Abbaumassnahmen im Kanton Bern: Bumerang-Effekt

Von: Béatrice Stucki und Angela Zihler, Gewerkschaftssekretärinnen

Voreilige und unnötige Steuersenkungen führen zu gravierenden Spar- und Abbaumassnahmen im Kanton. Der VPOD lehnt die drastischen Sparmassnahmen im Bereich von Spitex, Psychiatrie, dem Behinderten- und Bildungswesen ab. Wir werden diese Finanzpolitik, welche neben den sozialen Folgen für die betroffenen Menschen auch Stellenabbau zur Folge hat, bekämpfen.

Trotz vehementer Ablehnung von USRIII durch die Stimmbevölkerung, hält der Regierungsrat an der Senkung der Unternehmenssteuern fest. Wenn auch – gegenüber der Steuerstrategie 2016 – in reduziertem Masse.

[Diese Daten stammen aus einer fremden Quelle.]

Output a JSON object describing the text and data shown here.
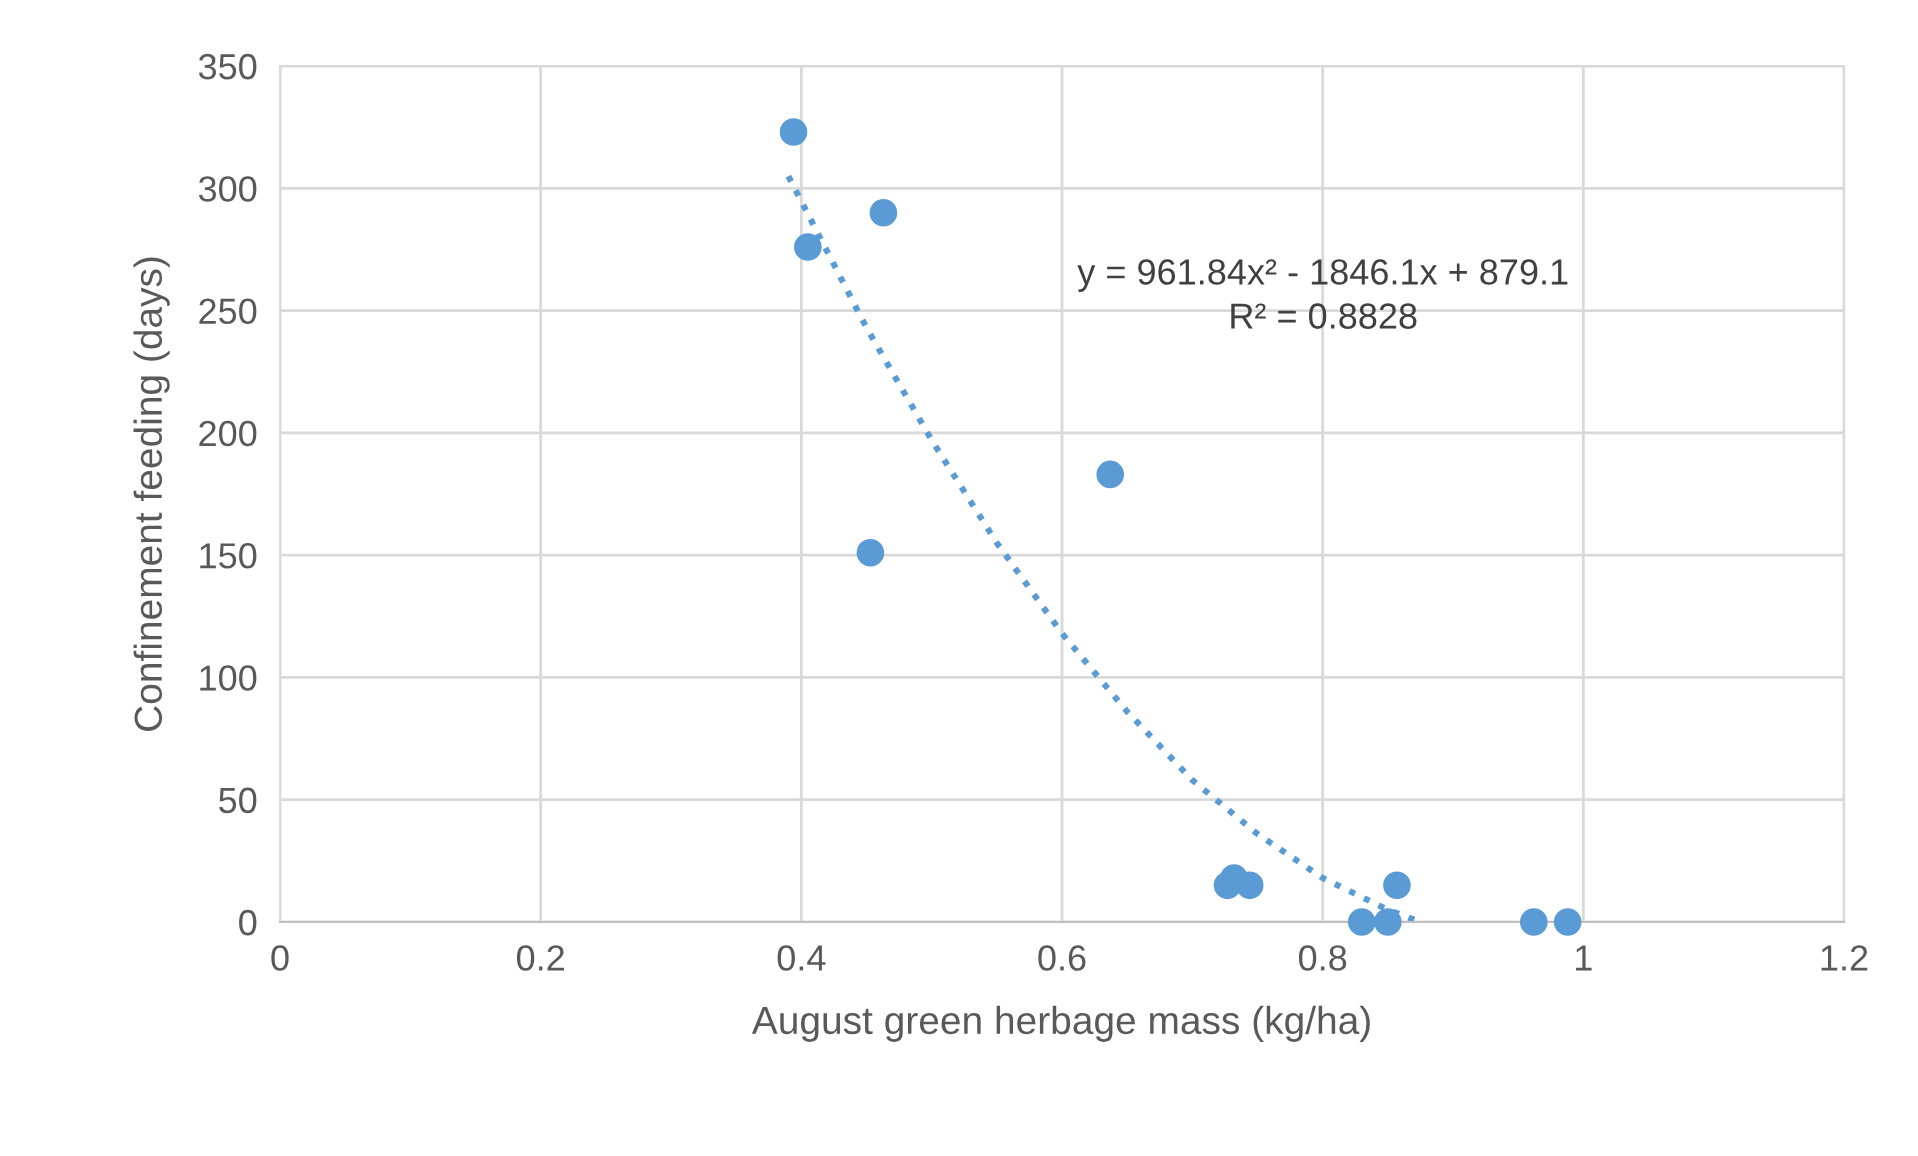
{
  "chart_data": {
    "type": "scatter",
    "xlabel": "August green herbage mass (kg/ha)",
    "ylabel": "Confinement feeding (days)",
    "xlim": [
      0,
      1.2
    ],
    "xticks": [
      0,
      0.2,
      0.4,
      0.6,
      0.8,
      1,
      1.2
    ],
    "ylim": [
      0,
      350
    ],
    "yticks": [
      0,
      50,
      100,
      150,
      200,
      250,
      300,
      350
    ],
    "grid": true,
    "marker": "circle",
    "series": [
      {
        "color": "#5b9bd5",
        "x": [
          0.394,
          0.405,
          0.463,
          0.453,
          0.637,
          0.727,
          0.732,
          0.744,
          0.83,
          0.85,
          0.857,
          0.962,
          0.988
        ],
        "values": [
          323,
          276,
          290,
          151,
          183,
          15,
          18,
          15,
          0,
          0,
          15,
          0,
          0
        ]
      },
      {
        "type": "line",
        "color": "#5b9bd5",
        "line_style": "dotted",
        "marker": "none",
        "x": [
          0.39,
          0.45,
          0.5,
          0.55,
          0.6,
          0.65,
          0.7,
          0.75,
          0.8,
          0.85,
          0.875
        ],
        "values": [
          305,
          243,
          197,
          155,
          118,
          86,
          58,
          36,
          18,
          5,
          0
        ]
      }
    ],
    "annotations": [
      "y = 961.84x² - 1846.1x + 879.1\nR² = 0.8828"
    ]
  }
}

Der VPOD ist beunruhigt, dass der Gesundheits- und Sozialbereich den Löwenanteil an den Sparmassnahmen zu tragen hat. Spitex, Psychiatrie und das Behindertenwesen sind ausgelagerte Bereiche. Der mit diesen Sparaufträgen unumgängliche Stellenabbau werden diese Institutionen zu tragen haben – der Kanton ist fein raus! Zu tragen haben werden diesen Abbau aber auch die vielen betroffenen Menschen in Heimen und Werkstätten, Menschen die Dienstleistungen der Spitex beziehen und psychisch kranke Menschen. Können ältere, kranke oder behinderte Menschen ohne die Leistungen der Spitex nicht mehr selbständig zuhause wohnen, wird der Heimeintritt unumgänglich – was letztlich für den Staat teurer wird.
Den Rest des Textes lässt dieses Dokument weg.